Yes. For some reason we haven't seen China's nuclear missiles used in actual combat. What are they hiding?
Seriously: war is the only true test of a country's warfighting capability. The cost of testing a peer enemy in the crucible of actual war is very high.
So we use models, wargames, exercises to establish what facts we can, relatively cheaply. We watch proxy wars very carefully. And when proxy wars break out (that's about the most neutral way I can put it) we feed weapon systems into them.
Proxy wars are serious conflicts with deadly stakes, but at a distance. We don't get shelled, Donekst does.
Proxy wars are also laboratories of war: where we can test an opponent while the costs and risks are carried by someone else.

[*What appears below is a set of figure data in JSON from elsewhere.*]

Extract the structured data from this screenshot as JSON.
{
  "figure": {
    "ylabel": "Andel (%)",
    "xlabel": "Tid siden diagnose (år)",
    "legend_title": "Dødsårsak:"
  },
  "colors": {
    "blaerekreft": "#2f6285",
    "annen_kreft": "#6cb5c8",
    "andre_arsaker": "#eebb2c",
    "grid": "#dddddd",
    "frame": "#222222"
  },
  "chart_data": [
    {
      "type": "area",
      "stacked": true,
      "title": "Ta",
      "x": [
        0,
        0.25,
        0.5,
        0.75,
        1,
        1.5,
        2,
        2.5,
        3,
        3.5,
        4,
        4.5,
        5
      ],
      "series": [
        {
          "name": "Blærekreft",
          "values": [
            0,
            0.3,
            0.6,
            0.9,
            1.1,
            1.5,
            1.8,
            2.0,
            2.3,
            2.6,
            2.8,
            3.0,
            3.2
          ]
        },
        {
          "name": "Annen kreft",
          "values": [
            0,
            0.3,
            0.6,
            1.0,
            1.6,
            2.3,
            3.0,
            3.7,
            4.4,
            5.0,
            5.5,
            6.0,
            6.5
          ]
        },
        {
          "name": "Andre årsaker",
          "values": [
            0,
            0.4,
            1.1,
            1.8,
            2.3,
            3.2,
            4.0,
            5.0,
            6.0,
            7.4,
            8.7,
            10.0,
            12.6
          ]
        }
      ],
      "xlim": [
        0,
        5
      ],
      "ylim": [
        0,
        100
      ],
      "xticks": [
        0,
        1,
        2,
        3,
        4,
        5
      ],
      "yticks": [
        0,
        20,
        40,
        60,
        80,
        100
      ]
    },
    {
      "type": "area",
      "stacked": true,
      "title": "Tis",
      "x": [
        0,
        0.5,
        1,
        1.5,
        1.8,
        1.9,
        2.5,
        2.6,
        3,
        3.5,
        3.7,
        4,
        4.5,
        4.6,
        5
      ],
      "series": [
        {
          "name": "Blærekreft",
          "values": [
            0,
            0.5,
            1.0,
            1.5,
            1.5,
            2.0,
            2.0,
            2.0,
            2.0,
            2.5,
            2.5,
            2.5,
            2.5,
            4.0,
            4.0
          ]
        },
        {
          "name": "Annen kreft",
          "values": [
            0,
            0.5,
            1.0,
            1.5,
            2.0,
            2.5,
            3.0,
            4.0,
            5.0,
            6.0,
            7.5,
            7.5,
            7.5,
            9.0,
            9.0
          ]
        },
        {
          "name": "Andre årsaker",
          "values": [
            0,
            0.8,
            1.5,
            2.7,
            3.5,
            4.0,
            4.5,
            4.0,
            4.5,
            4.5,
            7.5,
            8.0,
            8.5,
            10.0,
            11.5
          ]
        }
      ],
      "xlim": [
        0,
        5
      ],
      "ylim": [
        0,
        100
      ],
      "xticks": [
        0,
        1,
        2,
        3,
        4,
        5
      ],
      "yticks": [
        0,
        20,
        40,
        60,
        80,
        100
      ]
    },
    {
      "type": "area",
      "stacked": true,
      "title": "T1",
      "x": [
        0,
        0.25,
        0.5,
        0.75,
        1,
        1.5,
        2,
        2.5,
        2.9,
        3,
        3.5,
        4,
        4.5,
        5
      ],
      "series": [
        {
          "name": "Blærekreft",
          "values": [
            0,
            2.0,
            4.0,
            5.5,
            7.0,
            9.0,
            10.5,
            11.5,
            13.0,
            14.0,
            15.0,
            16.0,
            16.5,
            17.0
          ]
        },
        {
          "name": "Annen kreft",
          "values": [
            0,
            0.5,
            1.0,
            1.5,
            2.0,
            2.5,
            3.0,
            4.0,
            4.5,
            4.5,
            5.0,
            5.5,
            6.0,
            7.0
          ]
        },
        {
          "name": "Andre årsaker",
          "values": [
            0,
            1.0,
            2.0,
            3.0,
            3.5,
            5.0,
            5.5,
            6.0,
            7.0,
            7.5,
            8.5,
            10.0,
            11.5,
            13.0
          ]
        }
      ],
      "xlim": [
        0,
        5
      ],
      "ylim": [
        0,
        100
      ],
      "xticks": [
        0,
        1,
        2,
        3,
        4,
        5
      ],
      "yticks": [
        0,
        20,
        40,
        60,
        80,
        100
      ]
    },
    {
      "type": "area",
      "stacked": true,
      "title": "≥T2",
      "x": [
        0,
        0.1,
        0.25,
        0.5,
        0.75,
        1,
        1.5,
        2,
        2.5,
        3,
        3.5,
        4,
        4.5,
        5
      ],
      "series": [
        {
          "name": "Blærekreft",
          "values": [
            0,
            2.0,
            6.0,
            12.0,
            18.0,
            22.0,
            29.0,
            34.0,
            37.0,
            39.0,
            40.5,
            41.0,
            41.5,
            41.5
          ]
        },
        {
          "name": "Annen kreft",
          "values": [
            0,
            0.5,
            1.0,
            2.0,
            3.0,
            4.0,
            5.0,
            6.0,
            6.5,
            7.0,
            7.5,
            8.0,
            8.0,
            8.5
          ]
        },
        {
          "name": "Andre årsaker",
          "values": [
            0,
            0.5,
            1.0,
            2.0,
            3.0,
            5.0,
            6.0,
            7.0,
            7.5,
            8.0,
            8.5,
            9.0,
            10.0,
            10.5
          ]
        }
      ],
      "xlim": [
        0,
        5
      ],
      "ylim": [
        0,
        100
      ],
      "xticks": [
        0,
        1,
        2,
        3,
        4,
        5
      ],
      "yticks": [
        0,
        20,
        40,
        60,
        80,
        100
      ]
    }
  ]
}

For instance we have been able to test Russia's warfighting capability at a safe remove: using Ukraine as the proxy.
Russia (it turns out) has a build strategy based on aerial denial, massive application of artillery and old-school industrial warfare. Their conventional global reach is minimal. No-one is impressed by their surface navy. But their ability to wage large-scale land war on their own border, and to stare NATO down while doing it - that is beyond doubt.
We have also been able to test Russia's economic resilience with sanctions and confiscation. Europe was the proxy in this case, and ... yikes. It's going to be a cold winter for them.
I don't know where you got your information, but according to F-16.net:
"The Republic of China Air Force operates a total of 150 F-16A/B block 20 aircraft, which are essentially identical to MLU aircraft. Taiwan is planning to acquire 66 F-16C/D block 70 aircraft in the near future, mainly to counter the perceived threat from mainland China."
The F-16V is a program to upgrade the F-16A/B block 20 aircraft to F-16C/D block 70 avionics.
Taiwan Has Declared Its Upgraded F-16V Fighter Jets Fully Operational
According to the article above:
"Originally, the ROCAF expected to receive 144 F-16Vs, which are conversions of its existing F-16A/B jets, but this number has since been reduced to 141 through attrition in its existing Viper fleet...
...Work to retrofit the whole fleet is due for completion by the end of 2023."
IMHO, this upgrade is a significant boost in Taiwan's defense capability. My only question is how many "Harpoons" and "Aim-120s" will be sold to Taiwan?
https://www.militaryfactory.com/modern-airpower/aircraft-republic-of-china-air-force-taiwan.php
and didn't cross check.
I used to hammer my students for doing just that. Complacency on my part.